C’est un véritable cri de détresse que vient de lancer l’Association nationale des établissements de formation agréés (ANEFA) qui fait part d’une situation « catastrophique » que vivent plus de 700 écoles dont l’activité a cessé depuis le mois de mars 2020 en raison de la propagation de la Covid-19 et la crise sanitaire engendrée. Cette organisation s’inquiète davantage des perspectives après que le département de la formation professionnelle ait décidé le report sans préavis ni concertation de la reprise des cours initialement prévue hier dimanche 30 août.

Portant à la connaissance de l’opinion le poids des conséquences que continuent de subir ces établissements, l’Anefa charge sa tutelle, à savoir le département de la Formation professionnelle, suite à la décision portant sur le report de la reprise des cours initialement prévue le 30 août, que l’Anefa qualifie d’inattendue et d’inappropriée.

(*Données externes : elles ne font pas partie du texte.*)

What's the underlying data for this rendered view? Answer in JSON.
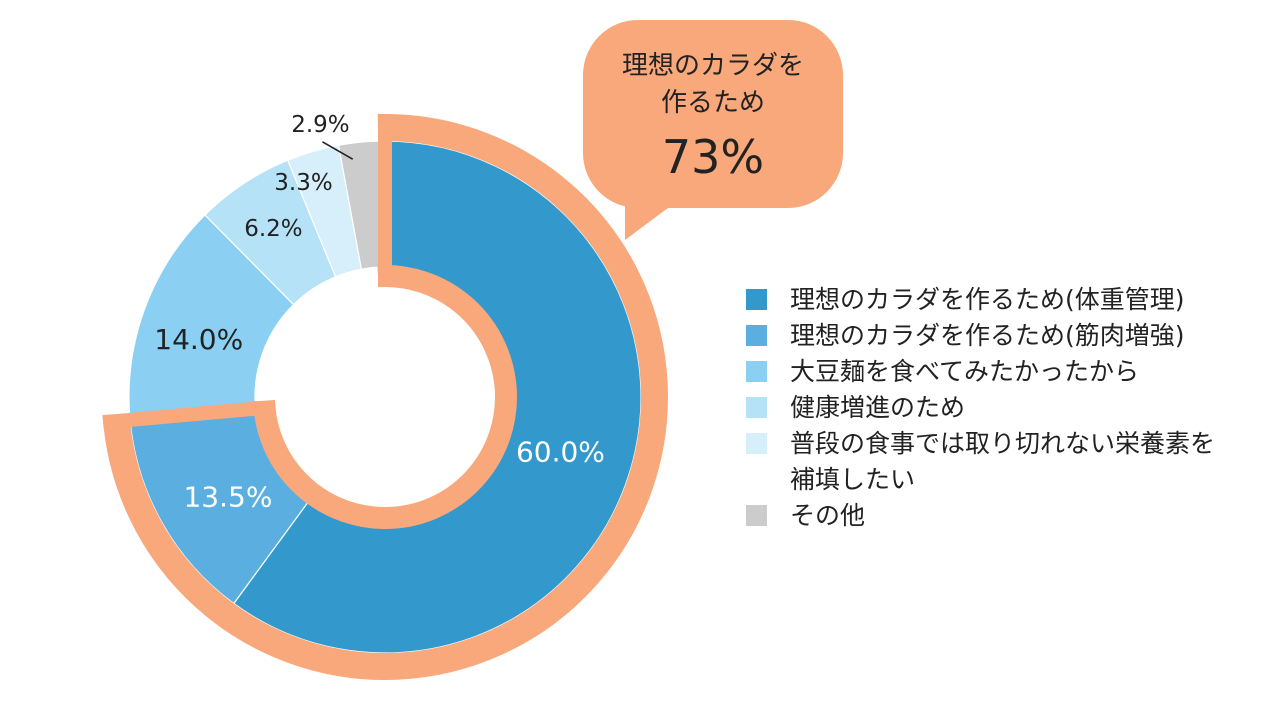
{
  "chart_data": {
    "type": "pie",
    "donut": true,
    "categories": [
      "理想のカラダを作るため(体重管理)",
      "理想のカラダを作るため(筋肉増強)",
      "大豆麺を食べてみたかったから",
      "健康増進のため",
      "普段の食事では取り切れない栄養素を補填したい",
      "その他"
    ],
    "values": [
      60.0,
      13.5,
      14.0,
      6.2,
      3.3,
      2.9
    ],
    "value_labels": [
      "60.0%",
      "13.5%",
      "14.0%",
      "6.2%",
      "3.3%",
      "2.9%"
    ],
    "colors": [
      "#3399cd",
      "#5aafe0",
      "#8bd0f3",
      "#b5e2f7",
      "#d6effb",
      "#cccccc"
    ],
    "highlight": {
      "indices": [
        0,
        1
      ],
      "color": "#f8a87b"
    },
    "legend_position": "right"
  },
  "callout": {
    "label_lines": [
      "理想のカラダを",
      "作るため"
    ],
    "value": "73%"
  }
}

« Les 750 établissements de formation professionnelle agréés par l’Etat sont à l’arrêt depuis le 12 mars 2020 suite à la pandémie de la Covid-19 et nonobstant les pertes et le déficit engendrés par cette situation, ils ont collaboré, mais, aujourd’hui, ils protestent vivement contre les dernières mesures inattendues et inappropriées de report à une date ultérieure de la reprise des activités de formation professionnelle initialement prévue au 30 août 2020 par la tutelle », écrit l’Anefa dans un communiqué rendu public.
Faisant part de sa crainte de voir ces établissements mettre la clef sous le paillasson, l’Anefa relève que « l’existence même de plusieurs établissements, si ce n’est l’ensemble, est aujourd’hui menacée et constitue une attaque directe sur l’emploi et les revenus de plus de 20 000 familles ». L’association s’interroge sur les raisons qui font que la tutelle n’ait pas répondu favorablement à sa demande de reprise, alors que ces établissements sont en mesure de garantir un respect strict des mesures de préventions contre la Covid-19.

«Comment expliquer que, bien que nous ayons fait depuis le mois de mars de nombreuses propositions de reprise contrôlée des activités, de respect des mesures sanitaires, nous soyons toujours assimilés à l’enseignement de masse sachant que les effectifs des établissements privés sont très réduits, que ce soit en présentiel ou par formation conventionnée ?», se demande l’Anefa. Cette dernière s’interroge également pourquoi aucune réponse n’a été donnée au nouveau cahier des charges proposé relatif à l’enseignement à distance, estimant que «cette crise a révélé au monde entier la puissance des outils modernes de communication, tels que l’enseignement à distance. De nombreux pays ont poursuivi l’enseignement du primaire jusqu’au supérieur en passant par la formation professionnelle avec des moyens modernes et appropriés».
L’Anefa s’interroge aussi sur les raisons qui font que «les restaurants, les hôtels et les mosquées soient autorisés à ouvrir au public depuis le 15 août 2020, alors que nos établissements restent fermés sine die», pointant ainsi une situation qui pénalise quelque 500 000 apprenants et des milliers d’entreprises qui comptaient sur des formations diverses pour leur personnel.
Pour toutes ces raisons, l’Anefa demande «la reprise des activités de formation comme annoncé au 30 août 2020, l’autorisation d’assurer des sessions de formation dans nos locaux quand ceux-ci le permettent et surtout chez nos clients qui en font la demande». L’Anefa réclame également «l’autorisation immédiate d’assurer des formations à distance, selon le cahier des charges transmis au ministère de la Formation et de l’enseignement professionnels», ainsi que «la mise en place immédiate de la procédure d’indemnisation des pertes subies pendant cette période de fermeture par les établissements de formation privés au même titre que d’autres secteurs».
L’association conclut son communiqué en mettant en garde les autorités quant aux conséquences de cette situation si des mesures salvatrices ne venaient pas à être prises. «En l’absence de réflexion et de décision immédiate, presque l’ensemble des établissements privés de formation professionnelle du territoire national seront contraints de se déclarer en faillite avant la fin de l’année, avec toutes les conséquences qui seront induites pour la préservation des emplois», alerte l’Anefa.